Je m'étais interdit de rêver qu'un jour, je pourrais écrire,
tellement c'était inaccessible et impensable.
Et puis, à l'âge adulte,
j'ai mis de côté cette idée même de...
J'avais envie de raconter des histoires.
Je sentais que j'avais envie de partager.
En fait, ça s'exprimait plus sur l'idée du partage.
J'avais envie de partager des sensations.
Et puis une rencontre magique a eu lieu.
C'est cette rencontre qui a changé la donne
entre la personne que j'ai été avant
et la personne que je suis devenue par la suite.

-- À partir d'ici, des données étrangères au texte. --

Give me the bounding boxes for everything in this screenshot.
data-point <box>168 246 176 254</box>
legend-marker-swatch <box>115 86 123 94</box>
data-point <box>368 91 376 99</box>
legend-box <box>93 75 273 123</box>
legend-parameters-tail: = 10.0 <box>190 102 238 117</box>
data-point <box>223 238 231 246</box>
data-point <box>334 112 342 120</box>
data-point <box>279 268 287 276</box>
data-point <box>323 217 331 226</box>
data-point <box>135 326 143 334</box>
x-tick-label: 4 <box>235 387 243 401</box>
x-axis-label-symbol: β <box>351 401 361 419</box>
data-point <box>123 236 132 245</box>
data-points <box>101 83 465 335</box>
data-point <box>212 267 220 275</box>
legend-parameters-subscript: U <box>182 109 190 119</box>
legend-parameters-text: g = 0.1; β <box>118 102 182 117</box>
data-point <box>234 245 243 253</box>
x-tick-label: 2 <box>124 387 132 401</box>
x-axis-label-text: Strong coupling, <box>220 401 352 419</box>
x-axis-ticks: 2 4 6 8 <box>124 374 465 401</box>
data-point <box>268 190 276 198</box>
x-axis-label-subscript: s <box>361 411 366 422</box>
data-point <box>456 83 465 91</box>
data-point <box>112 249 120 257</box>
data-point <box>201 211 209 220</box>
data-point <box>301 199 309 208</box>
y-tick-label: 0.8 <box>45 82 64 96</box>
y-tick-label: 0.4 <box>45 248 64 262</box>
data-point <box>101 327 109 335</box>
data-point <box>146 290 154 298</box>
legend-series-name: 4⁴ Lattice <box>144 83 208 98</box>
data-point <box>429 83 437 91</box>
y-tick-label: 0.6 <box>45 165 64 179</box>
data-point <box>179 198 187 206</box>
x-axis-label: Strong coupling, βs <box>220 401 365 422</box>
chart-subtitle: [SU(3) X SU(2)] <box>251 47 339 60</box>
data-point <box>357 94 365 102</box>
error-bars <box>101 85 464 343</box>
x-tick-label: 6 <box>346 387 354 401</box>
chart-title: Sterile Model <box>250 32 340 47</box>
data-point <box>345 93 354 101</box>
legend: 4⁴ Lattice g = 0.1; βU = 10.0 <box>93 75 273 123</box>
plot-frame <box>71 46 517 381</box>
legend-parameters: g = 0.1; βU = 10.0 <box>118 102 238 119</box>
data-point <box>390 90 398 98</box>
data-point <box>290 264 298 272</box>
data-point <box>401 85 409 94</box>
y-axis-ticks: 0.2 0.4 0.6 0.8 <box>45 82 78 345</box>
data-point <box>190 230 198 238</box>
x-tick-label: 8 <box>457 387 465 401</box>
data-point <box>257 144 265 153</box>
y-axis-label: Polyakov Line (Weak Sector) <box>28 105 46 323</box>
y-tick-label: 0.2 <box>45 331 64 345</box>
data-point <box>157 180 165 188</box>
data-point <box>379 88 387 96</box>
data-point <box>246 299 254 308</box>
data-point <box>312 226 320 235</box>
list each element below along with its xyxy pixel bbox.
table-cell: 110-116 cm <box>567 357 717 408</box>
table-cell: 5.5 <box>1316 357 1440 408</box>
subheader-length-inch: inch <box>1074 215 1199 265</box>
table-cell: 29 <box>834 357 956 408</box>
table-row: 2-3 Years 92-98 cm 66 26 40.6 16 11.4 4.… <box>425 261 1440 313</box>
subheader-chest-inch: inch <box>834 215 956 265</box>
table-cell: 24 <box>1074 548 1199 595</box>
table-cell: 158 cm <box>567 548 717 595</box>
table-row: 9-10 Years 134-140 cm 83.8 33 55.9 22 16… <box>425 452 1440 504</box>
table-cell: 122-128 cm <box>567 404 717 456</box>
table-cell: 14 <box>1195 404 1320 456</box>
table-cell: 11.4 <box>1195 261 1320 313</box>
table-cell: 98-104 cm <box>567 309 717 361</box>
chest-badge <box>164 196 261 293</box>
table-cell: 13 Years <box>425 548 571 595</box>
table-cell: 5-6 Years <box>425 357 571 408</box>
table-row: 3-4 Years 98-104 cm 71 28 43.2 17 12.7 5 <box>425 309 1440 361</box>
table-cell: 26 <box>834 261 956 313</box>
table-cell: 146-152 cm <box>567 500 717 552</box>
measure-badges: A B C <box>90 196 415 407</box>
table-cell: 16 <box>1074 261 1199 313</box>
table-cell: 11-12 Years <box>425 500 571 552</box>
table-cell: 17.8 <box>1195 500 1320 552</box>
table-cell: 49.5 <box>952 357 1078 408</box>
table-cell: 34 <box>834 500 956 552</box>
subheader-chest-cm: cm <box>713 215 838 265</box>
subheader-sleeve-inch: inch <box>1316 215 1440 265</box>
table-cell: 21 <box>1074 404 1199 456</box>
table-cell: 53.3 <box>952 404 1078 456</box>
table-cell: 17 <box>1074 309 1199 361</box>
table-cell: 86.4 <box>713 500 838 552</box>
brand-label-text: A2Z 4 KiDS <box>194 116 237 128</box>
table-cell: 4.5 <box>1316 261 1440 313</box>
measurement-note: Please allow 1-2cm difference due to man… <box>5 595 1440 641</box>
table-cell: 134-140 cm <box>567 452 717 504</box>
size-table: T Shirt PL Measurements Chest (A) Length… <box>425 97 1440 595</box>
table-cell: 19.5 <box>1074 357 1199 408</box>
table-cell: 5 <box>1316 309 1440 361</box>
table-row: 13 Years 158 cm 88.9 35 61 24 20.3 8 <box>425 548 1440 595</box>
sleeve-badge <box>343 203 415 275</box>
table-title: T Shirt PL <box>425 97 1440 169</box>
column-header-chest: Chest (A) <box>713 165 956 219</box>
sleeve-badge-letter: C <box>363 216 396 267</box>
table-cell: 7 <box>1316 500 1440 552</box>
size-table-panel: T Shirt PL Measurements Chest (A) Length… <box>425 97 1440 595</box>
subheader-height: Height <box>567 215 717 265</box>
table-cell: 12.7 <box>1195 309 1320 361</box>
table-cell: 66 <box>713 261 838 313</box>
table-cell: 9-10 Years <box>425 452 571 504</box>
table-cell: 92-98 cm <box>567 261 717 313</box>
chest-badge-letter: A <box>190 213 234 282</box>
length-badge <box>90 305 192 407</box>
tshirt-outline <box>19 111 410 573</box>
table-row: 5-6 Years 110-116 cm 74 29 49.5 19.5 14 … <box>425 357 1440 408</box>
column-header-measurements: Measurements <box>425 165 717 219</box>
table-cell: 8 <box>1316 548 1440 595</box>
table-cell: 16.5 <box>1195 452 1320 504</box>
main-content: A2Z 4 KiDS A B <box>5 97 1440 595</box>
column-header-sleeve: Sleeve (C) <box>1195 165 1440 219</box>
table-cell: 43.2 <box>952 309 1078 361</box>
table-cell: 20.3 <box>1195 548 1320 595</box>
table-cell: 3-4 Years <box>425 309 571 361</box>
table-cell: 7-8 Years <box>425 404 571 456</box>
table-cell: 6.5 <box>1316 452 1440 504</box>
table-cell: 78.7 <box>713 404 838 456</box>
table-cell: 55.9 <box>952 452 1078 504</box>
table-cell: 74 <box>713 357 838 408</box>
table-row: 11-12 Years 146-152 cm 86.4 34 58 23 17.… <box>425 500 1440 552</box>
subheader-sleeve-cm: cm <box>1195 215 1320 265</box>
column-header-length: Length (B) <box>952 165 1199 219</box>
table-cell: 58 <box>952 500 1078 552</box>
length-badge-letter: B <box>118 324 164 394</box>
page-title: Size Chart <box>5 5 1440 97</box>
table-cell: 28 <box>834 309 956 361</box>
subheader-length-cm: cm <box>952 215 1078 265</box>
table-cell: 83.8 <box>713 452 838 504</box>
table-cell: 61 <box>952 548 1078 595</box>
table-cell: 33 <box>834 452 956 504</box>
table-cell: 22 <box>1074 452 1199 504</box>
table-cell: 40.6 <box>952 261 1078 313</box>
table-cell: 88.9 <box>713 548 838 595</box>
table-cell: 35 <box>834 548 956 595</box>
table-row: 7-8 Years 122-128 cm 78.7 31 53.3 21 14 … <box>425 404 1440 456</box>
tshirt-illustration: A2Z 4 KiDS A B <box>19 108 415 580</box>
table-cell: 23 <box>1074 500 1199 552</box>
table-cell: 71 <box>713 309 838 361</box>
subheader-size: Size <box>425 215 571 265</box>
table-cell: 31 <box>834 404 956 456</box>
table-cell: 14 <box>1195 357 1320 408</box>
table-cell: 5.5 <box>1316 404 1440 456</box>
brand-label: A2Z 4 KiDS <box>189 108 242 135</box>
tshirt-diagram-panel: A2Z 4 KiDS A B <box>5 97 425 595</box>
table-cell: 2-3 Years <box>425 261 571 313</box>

Il s'agit de mon éditeur, Thierry Billard,
qui travaille chez Flammarion.
C'est un éditeur que j'ai rencontré lorsque j'ai eu l'idée
de faire une sorte de livre-document sur l'enfance maltraitée,
car je travaillais avec une association
qui aidait les enfants maltraités. Donc je rencontre cet éditeur
pour ce bouquin,
et je commence à lui parler de ce que veux faire.
Pour plein de raisons, ça ne se fait pas.
Et là, il me dit :
"Vous"... On se connaissait très peu.
"Est-ce que vous pensez à écrire ?"
"Oui, mais ce sera un scénario."
"Vous voulez me le raconter ?"
Donc je lui raconte.
Quand je lui raconte cette histoire, je vois une émotion dans ses yeux.
Je vois les yeux qui rougissent de manière imperceptible, mais...
Il me dit : "C'est intéressant.
"Vous voudriez bien écrire cette histoire ?"
Pendant un an, je me mets la rate au court-bouillon
à essayer de transcrire cette histoire en roman,
puisqu'il s'agissait de la raconter par écrit.
Moi, je voyais les images.
C'était absolument impossible.
Il me dit : "Pourquoi vous n'essaieriez pas autre chose ?"
Cette phrase-là,
"Pourquoi vous n'essaieriez pas autre chose ?",
ça a été... Je ne peux pas vous dire...
Une sorte de déclic,
de libération.
Une phrase toute simple.
J'ai eu l'impression qu'un nœud dans le ventre s'était défait,
mais instantanément, physiquement.
J'étais, mais complètement, comme en état de choc.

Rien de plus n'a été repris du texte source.